- news
- THURSDAY AUGUST 9 2007 8:00 AM
Night of the Living Bacteria
Submitted by _DictionaryGirl_
Edited by erin_broadley

One of the best things about science is that, in addition to discovering entirely new entities, there's always this tendency to re-discover very small and old things and find shiny new implications to make them sound devastatingly exciting all over again. Take bacteria, for example. Who likes bacteria? Pretty much no one. At best it's kind of slimy, and at worst you have chlamydia and meningitis at the same time. (And what are delicious dairy products, if not the exception that proves the rule?) But take that bacteria, throw it on the ice for a cool eight-million years, then bring it back to life like some kind of unicellular necromancer, and you've got yourself a pretty interesting situation.
An 8-million-year-old bacterium that was extracted from the oldest known ice on Earth is now growing in a laboratory, claim researchers.
The bacterium in question was extracted by Kay Bidle and a team of colleagues from Rutgers University, from ice some ten feet or so below the surface of an insanely ancient glacier between the Beacon and Mullins valleys in Antarctica. Once they had the ice, all chock full of bacteria and paleolithic animal DNA, they tried to make something spark back at the lab. I want to call their success surprising, but you never can tell with things kept frozen under ice. (Just ask one of those wily frozen wood frog motherfuckers.)
"We tried to grow them in media, and the young stuff grew really fast. We could plate them and isolate colonies," says Bidle. The cultures grown from organisms found in the 100,000-year-old ice doubled in size every 7 days on average.
Whereas the young ice contained a variety of microorganisms, the researchers found only one type of bacterium in the 8-million-year-old sample. It also grew in the laboratory but much more slowly, doubling only every 70 days.
That there's a significantly greater variation of bacteria in more recent ice samples shouldn't really be that surprising to anyone (theoretically speaking, anyway), but the potential for even the smallest bits of living things to just wake up after millions and millions of years of cryogenic sleep is quite enthralling. Also, kind of scary, when one considers the implications of this in conjunction with the state of our environment at the moment. We are reassured, however, that -- though it may be impossible to keep Jurassic Park ideas out of anyone's head -- at least we won't (read: shouldn't) have to worry about crazy moon diseases from the past, and even if we did, the diseases are allegedly all pretty senile and retarded at this point anyway.

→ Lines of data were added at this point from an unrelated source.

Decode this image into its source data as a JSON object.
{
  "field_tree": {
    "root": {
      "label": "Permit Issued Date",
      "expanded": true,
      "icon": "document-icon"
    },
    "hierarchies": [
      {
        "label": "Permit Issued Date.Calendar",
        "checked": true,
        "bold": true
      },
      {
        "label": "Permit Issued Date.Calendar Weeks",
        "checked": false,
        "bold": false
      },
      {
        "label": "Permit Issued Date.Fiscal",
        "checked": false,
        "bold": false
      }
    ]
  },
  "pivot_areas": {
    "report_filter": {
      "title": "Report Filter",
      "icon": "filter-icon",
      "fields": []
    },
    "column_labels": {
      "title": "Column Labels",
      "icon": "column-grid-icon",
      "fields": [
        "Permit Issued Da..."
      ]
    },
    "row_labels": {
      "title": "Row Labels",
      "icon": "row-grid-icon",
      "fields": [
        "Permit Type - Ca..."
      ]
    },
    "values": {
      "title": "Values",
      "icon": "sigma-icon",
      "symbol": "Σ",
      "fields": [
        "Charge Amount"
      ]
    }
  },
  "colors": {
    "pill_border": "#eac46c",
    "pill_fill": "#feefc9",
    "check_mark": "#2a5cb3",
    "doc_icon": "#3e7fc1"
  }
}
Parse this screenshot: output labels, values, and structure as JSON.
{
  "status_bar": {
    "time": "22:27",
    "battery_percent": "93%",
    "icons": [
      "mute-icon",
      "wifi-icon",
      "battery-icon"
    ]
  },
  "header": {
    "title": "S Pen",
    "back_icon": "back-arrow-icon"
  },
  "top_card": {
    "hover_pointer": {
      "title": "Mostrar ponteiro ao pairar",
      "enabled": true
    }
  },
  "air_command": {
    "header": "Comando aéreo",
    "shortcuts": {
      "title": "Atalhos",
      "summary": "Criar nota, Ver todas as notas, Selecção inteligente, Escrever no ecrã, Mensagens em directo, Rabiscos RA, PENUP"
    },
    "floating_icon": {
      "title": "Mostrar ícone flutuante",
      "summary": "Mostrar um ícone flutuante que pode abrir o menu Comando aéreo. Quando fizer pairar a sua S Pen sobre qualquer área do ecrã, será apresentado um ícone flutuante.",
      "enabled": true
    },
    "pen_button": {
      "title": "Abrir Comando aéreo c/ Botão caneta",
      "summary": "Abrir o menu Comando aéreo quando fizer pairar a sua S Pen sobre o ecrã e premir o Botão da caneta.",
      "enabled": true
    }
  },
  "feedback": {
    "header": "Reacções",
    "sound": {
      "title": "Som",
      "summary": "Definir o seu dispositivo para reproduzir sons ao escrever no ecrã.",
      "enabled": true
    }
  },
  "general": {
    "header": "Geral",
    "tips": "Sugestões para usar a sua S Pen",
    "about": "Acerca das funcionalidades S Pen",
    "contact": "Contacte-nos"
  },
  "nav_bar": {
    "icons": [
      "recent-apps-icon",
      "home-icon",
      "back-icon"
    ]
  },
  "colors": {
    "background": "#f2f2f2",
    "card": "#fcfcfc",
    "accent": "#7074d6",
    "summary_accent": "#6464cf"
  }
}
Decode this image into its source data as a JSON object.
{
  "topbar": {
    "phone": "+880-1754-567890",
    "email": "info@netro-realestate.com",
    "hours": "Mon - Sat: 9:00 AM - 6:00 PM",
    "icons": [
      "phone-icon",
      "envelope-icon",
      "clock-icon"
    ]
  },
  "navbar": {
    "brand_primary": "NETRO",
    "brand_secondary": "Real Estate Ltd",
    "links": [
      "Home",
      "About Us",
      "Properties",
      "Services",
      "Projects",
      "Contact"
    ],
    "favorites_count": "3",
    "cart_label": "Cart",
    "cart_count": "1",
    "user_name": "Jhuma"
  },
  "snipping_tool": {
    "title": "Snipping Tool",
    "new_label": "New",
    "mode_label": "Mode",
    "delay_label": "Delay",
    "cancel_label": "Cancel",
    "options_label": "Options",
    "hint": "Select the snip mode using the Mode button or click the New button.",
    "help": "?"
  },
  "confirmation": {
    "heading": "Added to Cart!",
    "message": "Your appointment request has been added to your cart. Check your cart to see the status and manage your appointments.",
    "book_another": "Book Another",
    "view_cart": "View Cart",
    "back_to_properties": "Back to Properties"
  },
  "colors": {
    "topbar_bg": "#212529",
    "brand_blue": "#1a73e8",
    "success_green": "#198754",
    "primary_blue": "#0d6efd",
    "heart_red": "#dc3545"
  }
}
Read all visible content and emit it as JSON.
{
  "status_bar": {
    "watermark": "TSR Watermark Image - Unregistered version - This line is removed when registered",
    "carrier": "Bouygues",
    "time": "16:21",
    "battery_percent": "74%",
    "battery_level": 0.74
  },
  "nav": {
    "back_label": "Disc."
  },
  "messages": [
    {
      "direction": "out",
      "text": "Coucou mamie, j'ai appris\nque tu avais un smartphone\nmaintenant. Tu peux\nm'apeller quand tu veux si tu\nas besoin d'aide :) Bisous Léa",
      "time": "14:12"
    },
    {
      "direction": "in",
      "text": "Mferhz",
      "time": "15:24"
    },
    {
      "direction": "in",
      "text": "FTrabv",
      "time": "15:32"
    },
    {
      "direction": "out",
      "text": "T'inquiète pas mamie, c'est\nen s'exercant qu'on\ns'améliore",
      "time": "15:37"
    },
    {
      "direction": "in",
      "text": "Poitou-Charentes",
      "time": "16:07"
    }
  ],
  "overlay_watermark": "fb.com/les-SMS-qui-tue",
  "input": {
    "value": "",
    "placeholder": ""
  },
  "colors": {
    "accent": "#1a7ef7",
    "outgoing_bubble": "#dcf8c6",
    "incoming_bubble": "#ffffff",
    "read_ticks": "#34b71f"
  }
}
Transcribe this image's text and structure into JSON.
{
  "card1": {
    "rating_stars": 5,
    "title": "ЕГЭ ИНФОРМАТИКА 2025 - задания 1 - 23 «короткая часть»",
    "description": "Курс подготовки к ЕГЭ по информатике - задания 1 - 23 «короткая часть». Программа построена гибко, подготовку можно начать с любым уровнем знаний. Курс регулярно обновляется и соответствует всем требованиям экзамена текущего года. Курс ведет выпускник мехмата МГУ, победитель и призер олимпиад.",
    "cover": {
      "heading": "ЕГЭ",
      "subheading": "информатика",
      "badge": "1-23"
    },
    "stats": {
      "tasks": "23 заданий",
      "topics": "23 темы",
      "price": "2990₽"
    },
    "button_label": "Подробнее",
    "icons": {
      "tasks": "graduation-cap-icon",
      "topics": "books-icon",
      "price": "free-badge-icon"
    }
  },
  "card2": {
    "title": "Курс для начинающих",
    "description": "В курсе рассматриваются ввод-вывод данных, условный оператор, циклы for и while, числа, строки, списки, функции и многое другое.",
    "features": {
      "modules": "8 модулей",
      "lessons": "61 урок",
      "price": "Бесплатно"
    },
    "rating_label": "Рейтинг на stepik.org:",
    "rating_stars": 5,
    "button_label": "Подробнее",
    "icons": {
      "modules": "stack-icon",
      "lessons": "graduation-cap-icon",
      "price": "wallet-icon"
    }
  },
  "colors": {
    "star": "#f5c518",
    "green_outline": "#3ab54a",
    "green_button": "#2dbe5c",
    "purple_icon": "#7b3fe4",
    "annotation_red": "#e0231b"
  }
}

By examining the average length of DNA fragments found in all the ice samples, the researchers determined that frozen DNA is progressively degraded as time passes. Its half life is 1.1 million years – that is, after 1.1 million years half the original DNA has been degraded. The researchers believe the DNA is degraded by cosmic rays, which are particularly strong at the poles where the Earth's magnetic field is at its weakest.
Paul Falkowski of Rutgers University, who led the study, describes the ancient bacteria as small round cells that had been in a "suspended state of animation for 8 million years". He says the increasingly rapid flow of glaciers into the ocean as a result of global warming could release new organisms into the sea but he does not believe this is cause for concern because marine bacteria and viruses are typically far less harmful to human health than, for instance, those found on land.
Superb! I'm convinced. Speaking of convinced, however, the article can't resist throwing in a sobering dose of reality at the end, saying that these ancient bacteria might not even really be ancient.
[Russell Vreeland of the Ancient Biomaterials Institute at West Chester University in Pennsylvania, US] says Falkowski has made a "fascinating discovery". But he says there is a chance the ancient bacteria are in fact very young. Ice, says Vreeland, is a very difficult material to work on without contaminating it. Falkowski's team treated their samples with 95 per cent ethanol and bleach, which Vreeland says are not effective sterilisers.
Oh please, talk about a prehistoric buzzkill. I'm holding out hope on this one, that scientific precision has prevailed against poor hygiene, and that the ancient bacterium doesn't turn out to just be halitosis. Perhaps it is selfish of me, yes, but I have a dream that where there are ancient reanimated bacteria, awesome ancient reanimated dinosaurs can't be far behind. Come on, intrepid researchers, don't let me down!